French Editor Says Kate Pics Not Shocking, Puts Them on Sale
Paris. The editor of French magazine Closer on Friday defended publishing topless photos of Prince William’s wife Catherine and said she was offering them for sale to publications across the world.
“These photos are not in the least shocking. They show a young woman sunbathing topless, like the millions of women you see on beaches,” Laurence Pieau told Agence France-Presse.
She said La Provence, a newspaper in the southern French region where the pictures were taken, had previously published a photo of the couple sunbathing on the same terrace of the chateau where the topless pictures were taken.
“It’s still on the Internet. That shocked no-one,” said the editor of the magazine owned by Mondadori, an Italian media company owned disgraced Italian ex-prime minister Silvio Berlusconi.
Closer has a world exclusive on the topless photos but plans to offer them for sale to other magazines across the globe, said Pieau. She declined to say how much her magazine paid for the images.
She said the terrace of the plush Viscount Linley villa where Catherine was pictured sunbathing with her husband was clearly visible from a nearby road.
The photos, which have not been published on the magazine’s website, were taken “by a professional photographer with whom we have previously worked,” she said.

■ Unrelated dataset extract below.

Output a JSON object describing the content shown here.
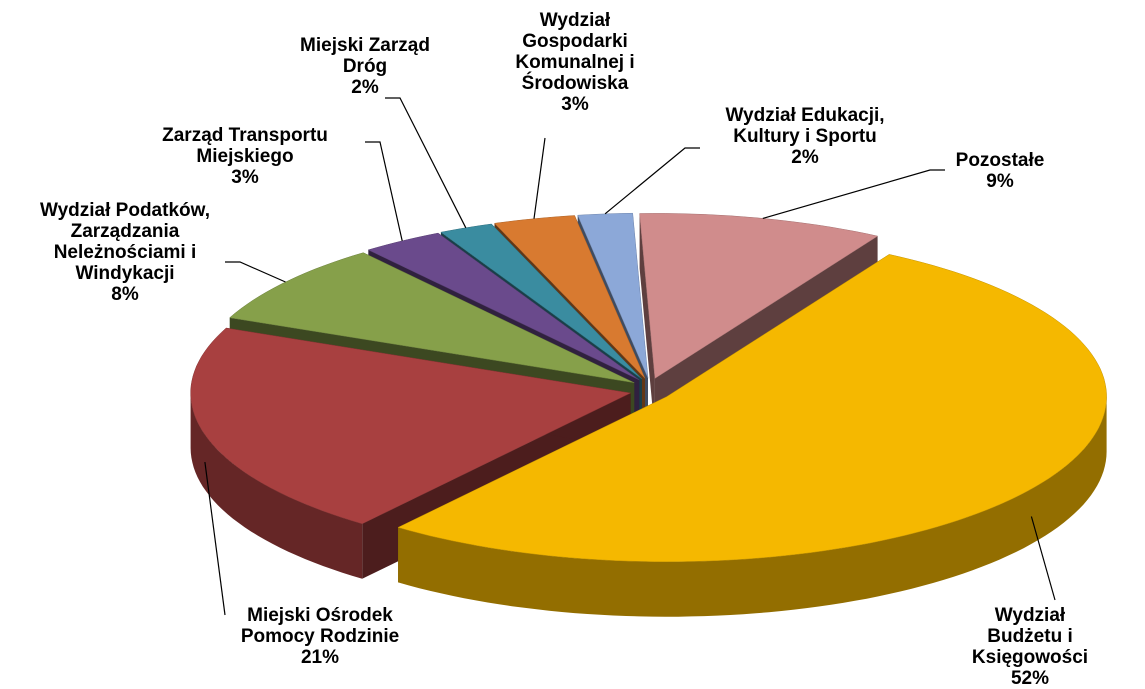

The magazine was informed of the arrival of the royal couple in nearby Marseille on a scheduled British Airways flight, she said.
The British magazine Closer, which is entirely separate from the French title, distanced itself from its namesake after a flood of online criticism over the photographs.

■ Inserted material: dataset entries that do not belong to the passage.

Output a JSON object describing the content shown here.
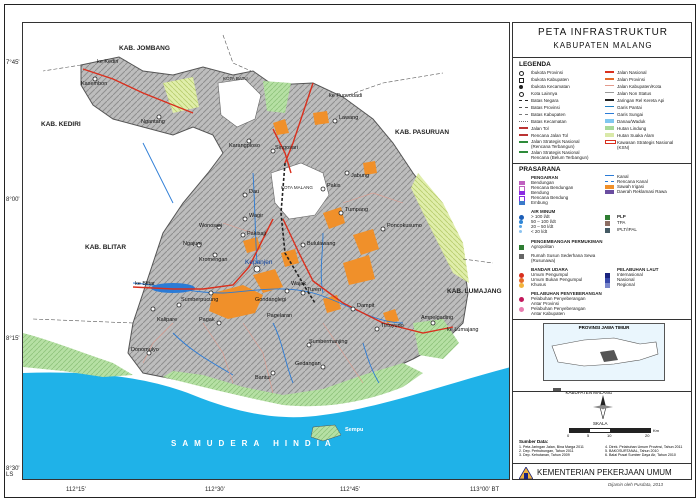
{
  "map": {
    "coords": {
      "lat_top": "7°45'",
      "lat_mid": "8°00'",
      "lat_low": "8°15'",
      "lat_bottom": "8°30' LS",
      "lon_1": "112°15'",
      "lon_2": "112°30'",
      "lon_3": "112°45'",
      "lon_4": "113°00' BT"
    },
    "regions": {
      "jombang": "KAB. JOMBANG",
      "kediri": "KAB. KEDIRI",
      "pasuruan": "KAB. PASURUAN",
      "blitar": "KAB. BLITAR",
      "lumajang": "KAB. LUMAJANG",
      "kota_batu": "KOTA BATU",
      "kota_malang": "KOTA MALANG"
    },
    "sea_label": "SAMUDERA HINDIA",
    "towns": {
      "ke_kediri": "ke Kediri",
      "kasembon": "Kasembon",
      "ngantang": "Ngantang",
      "ke_purwodadi": "ke Purwodadi",
      "lawang": "Lawang",
      "karangploso": "Karangploso",
      "singosari": "Singosari",
      "pakis": "Pakis",
      "jabung": "Jabung",
      "dau": "Dau",
      "tumpang": "Tumpang",
      "wagir": "Wagir",
      "poncokusumo": "Poncokusumo",
      "wonosari": "Wonosari",
      "pakisaji": "Pakisaji",
      "bululawang": "Bululawang",
      "ngajum": "Ngajum",
      "kromengan": "Kromengan",
      "kepanjen": "Kepanjen",
      "wajak": "Wajak",
      "turen": "Turen",
      "ke_blitar": "ke Blitar",
      "sumberpucung": "Sumberpucung",
      "gondanglegi": "Gondanglegi",
      "dampit": "Dampit",
      "kalipare": "Kalipare",
      "pagak": "Pagak",
      "pagelaran": "Pagelaran",
      "tirtoyudo": "Tirtoyudo",
      "ampelgading": "Ampelgading",
      "ke_lumajang": "ke Lumajang",
      "donomulyo": "Donomulyo",
      "bantur": "Bantur",
      "sumbermanjing": "Sumbermanjing",
      "gedangan": "Gedangan",
      "sempu": "Sempu"
    }
  },
  "legend": {
    "title_line1": "PETA INFRASTRUKTUR",
    "title_line2": "KABUPATEN MALANG",
    "legenda_heading": "LEGENDA",
    "col1": [
      "Ibukota Provinsi",
      "Ibukota Kabupaten",
      "Ibukota Kecamatan",
      "Kota Lainnya",
      "Batas Negara",
      "Batas Provinsi",
      "Batas Kabupaten",
      "Batas Kecamatan",
      "Jalan Tol",
      "Rencana Jalan Tol",
      "Jalan Strategis Nasional",
      "(Rencana Terbangun)",
      "Jalan Strategis Nasional",
      "Rencana (Belum Terbangun)"
    ],
    "col2": [
      "Jalan Nasional",
      "Jalan Provinsi",
      "Jalan Kabupaten/Kota",
      "Jalan Non Status",
      "Jaringan Rel Kereta Api",
      "Garis Pantai",
      "Garis Sungai",
      "Danau/Waduk",
      "Hutan Lindung",
      "Hutan Suaka Alam",
      "Kawasan Strategis Nasional",
      "(KSN)"
    ],
    "prasarana_heading": "PRASARANA",
    "prasarana": [
      "PENGAIRAN",
      "Bendungan",
      "Rencana Bendungan",
      "Bendung",
      "Rencana Bendung",
      "Embung",
      "AIR MINUM",
      "> 100 l/dt",
      "50 – 100 l/dt",
      "20 – 50 l/dt",
      "< 20 l/dt",
      "PENGEMBANGAN PERMUKIMAN",
      "Agropolitan",
      "Rumah Susun Sederhana Sewa",
      "(Rusunawa)",
      "BANDAR UDARA",
      "Umum Pengumpul",
      "Umum Bukan Pengumpul",
      "Khusus",
      "PELABUHAN PENYEBERANGAN",
      "Pelabuhan Penyeberangan",
      "Antar Provinsi",
      "Pelabuhan Penyeberangan",
      "Antar Kabupaten"
    ],
    "prasarana_right": [
      "Kanal",
      "Rencana Kanal",
      "Sawah Irigasi",
      "Daerah Reklamasi Rawa",
      "PLP",
      "TPA",
      "IPLT/IPAL",
      "PELABUHAN LAUT",
      "Internasional",
      "Nasional",
      "Regional"
    ],
    "inset_title": "PROVINSI JAWA TIMUR",
    "inset_label": "KABUPATEN MALANG",
    "scale_label": "SKALA",
    "scale_ticks": [
      "0",
      "5",
      "10",
      "20"
    ],
    "scale_unit": "Km",
    "sources_heading": "Sumber Data:",
    "sources": [
      "1. Peta Jaringan Jalan, Bina Marga 2011",
      "2. Dep. Perhubungan, Tahun 2011",
      "3. Dep. Kehutanan, Tahun 2009",
      "4. Direk. Pelabuhan Umum Provinsi, Tahun 2011",
      "5. BAKOSURTANAL, Tahun 2010",
      "6. Balai Pusat Sumber Daya Air, Tahun 2010"
    ],
    "footer": "KEMENTERIAN PEKERJAAN UMUM",
    "credit": "Dijamin oleh Pusdata, 2013"
  },
  "colors": {
    "sea": "#1fb2e8",
    "land": "#b9b9b9",
    "forest_protect": "#a7d99a",
    "forest_reserve": "#d9e9a9",
    "settlement": "#f0902a",
    "road_national": "#d9301e",
    "railway": "#333333",
    "river": "#2b7bd6"
  }
}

It said in a statement it had no intention of publishing the photos and that the two titles were run by completely different companies, with the British one run by Bauer Media.
The French press used to largely avoid coverage of the private lives of celebrities or politicians — former president Francois Mitterrand’s daughter by a mistress was famously ignored by the media in France until he died.
But the Internet, ex-president Nicolas Sarkozy’s tumultuous private life — which included a divorce and a marriage to an ex–upermodel in a matter of months — and the sex scandal surrounding Dominique Strauss-Kahn have helped boost the thirst for domestic details.
The French version of Closer is the leader of a new pack of glossy magazines that have been breaking down the long-established taboos surrounding the privacy of the rich and famous.
French law gives the state significant powers to block publication of intimate information or images but the consequences if media decide to “publish and be damned” are slim.
In theory, an editor breaching the law could face a one-year prison sentence and a fine of up to 45,000 euros.
But in practice, past precedent suggests a purely symbolic fine is the most offending publications risk and even a maximum fine would represent peanuts for a magazine like Closer.
The website of its publisher Mondadori says the group’s mission is to “encourage the widest possible dissemination of culture and ideas.”
Prince William and Catherine reacted with fury after Closer published the pictures, saying it raised the spectre of press harassment of William’s late mother Diana, who died in a Paris car crash in 1997 while being pursued by paparazzi.